Publicly, Republicans sought to distance themselves from such sentiments yesterday, saying they were acting only to help a defenseless woman.
''I have never seen the memo, I did not authorize the memo, and I condemn the content of the memo," said Senate majority leader Bill Frist, Republican of Tennessee. ''The interest in this case by myself -- and the many members of the Senate on both sides of the aisle -- is to assure that Mrs. Schiavo has another chance at life."
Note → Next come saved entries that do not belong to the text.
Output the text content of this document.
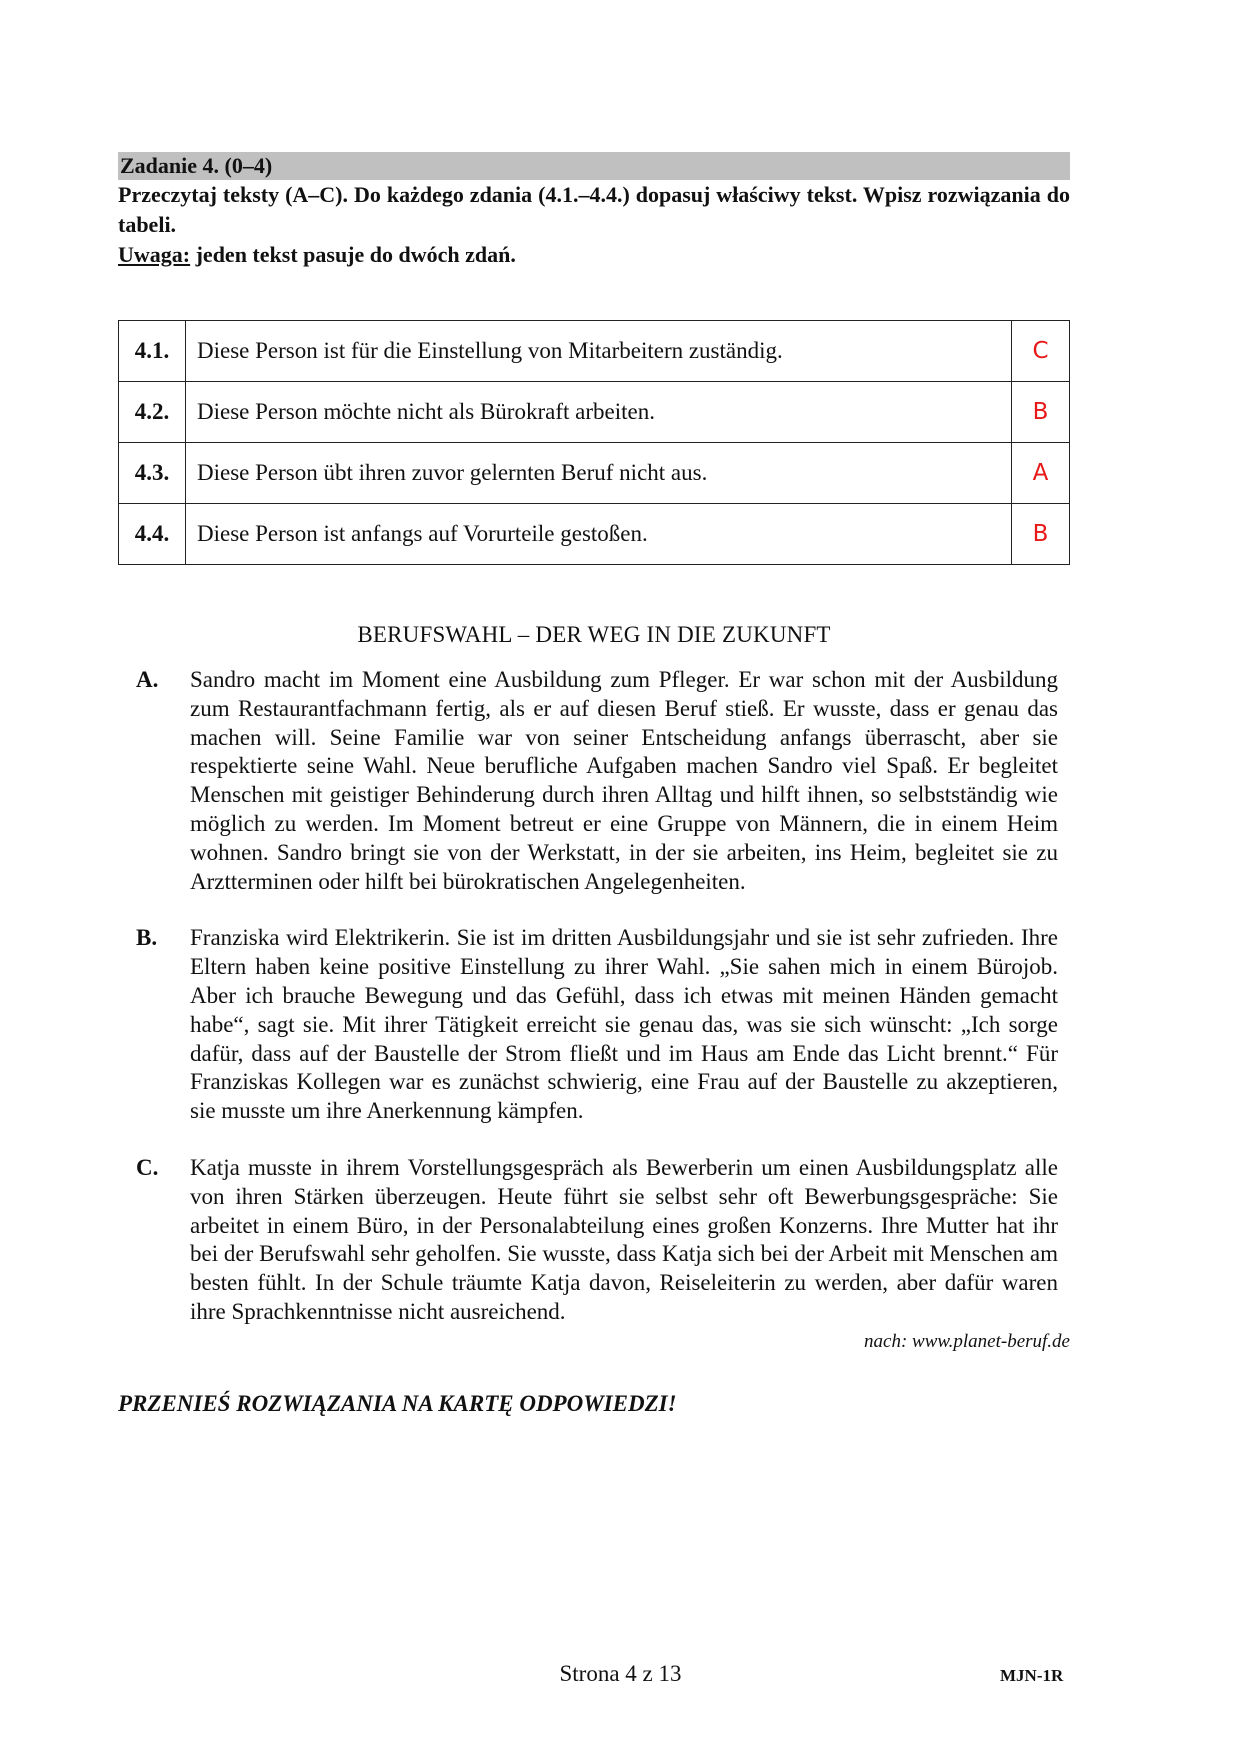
Zadanie 4. (0–4)
Przeczytaj teksty (A–C). Do każdego zdania (4.1.–4.4.) dopasuj właściwy tekst. Wpisz rozwiązania do tabeli.
Uwaga: jeden tekst pasuje do dwóch zdań.
4.1.	Diese Person ist für die Einstellung von Mitarbeitern zuständig.	C
4.2.	Diese Person möchte nicht als Bürokraft arbeiten.	B
4.3.	Diese Person übt ihren zuvor gelernten Beruf nicht aus.	A
4.4.	Diese Person ist anfangs auf Vorurteile gestoßen.	B
BERUFSWAHL – DER WEG IN DIE ZUKUNFT
A. Sandro macht im Moment eine Ausbildung zum Pfleger. Er war schon mit der Ausbildung zum Restaurantfachmann fertig, als er auf diesen Beruf stieß. Er wusste, dass er genau das machen will. Seine Familie war von seiner Entscheidung anfangs überrascht, aber sie respektierte seine Wahl. Neue berufliche Aufgaben machen Sandro viel Spaß. Er begleitet Menschen mit geistiger Behinderung durch ihren Alltag und hilft ihnen, so selbstständig wie möglich zu werden. Im Moment betreut er eine Gruppe von Männern, die in einem Heim wohnen. Sandro bringt sie von der Werkstatt, in der sie arbeiten, ins Heim, begleitet sie zu Arztterminen oder hilft bei bürokratischen Angelegenheiten.
B. Franziska wird Elektrikerin. Sie ist im dritten Ausbildungsjahr und sie ist sehr zufrieden. Ihre Eltern haben keine positive Einstellung zu ihrer Wahl. „Sie sahen mich in einem Bürojob. Aber ich brauche Bewegung und das Gefühl, dass ich etwas mit meinen Händen gemacht habe“, sagt sie. Mit ihrer Tätigkeit erreicht sie genau das, was sie sich wünscht: „Ich sorge dafür, dass auf der Baustelle der Strom fließt und im Haus am Ende das Licht brennt.“ Für Franziskas Kollegen war es zunächst schwierig, eine Frau auf der Baustelle zu akzeptieren, sie musste um ihre Anerkennung kämpfen.
C. Katja musste in ihrem Vorstellungsgespräch als Bewerberin um einen Ausbildungsplatz alle von ihren Stärken überzeugen. Heute führt sie selbst sehr oft Bewerbungsgespräche: Sie arbeitet in einem Büro, in der Personalabteilung eines großen Konzerns. Ihre Mutter hat ihr bei der Berufswahl sehr geholfen. Sie wusste, dass Katja sich bei der Arbeit mit Menschen am besten fühlt. In der Schule träumte Katja davon, Reiseleiterin zu werden, aber dafür waren ihre Sprachkenntnisse nicht ausreichend.
nach: www.planet-beruf.de
PRZENIEŚ ROZWIĄZANIA NA KARTĘ ODPOWIEDZI!
Strona 4 z 13	MJN-1R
Schiavo's husband has testified in court that she told him that she did not want to be kept alive artificially. Court rulings have sided with Michael Schiavo, but her parents maintain that her husband wants her to die so he can marry another woman. The parents say she continues to respond to their presence, and they want her kept alive via a feeding tube.
The bill, which is narrowly written to apply only to Schiavo, would give a federal district court in Florida the power to review all aspects of her case.
Frist said that review would include fresh examination of her medical condition, the possibility of her being rehabilitated, and the statement her husband said she made communicating a desire not to be kept alive on a feeding tube.
If the bill becomes law, a federal judge would almost certainly order the feeding tube reinserted while that review occurs. It does not, however, guarantee that federal courts would come to a different conclusion than state courts in Florida regarding the appropriate path.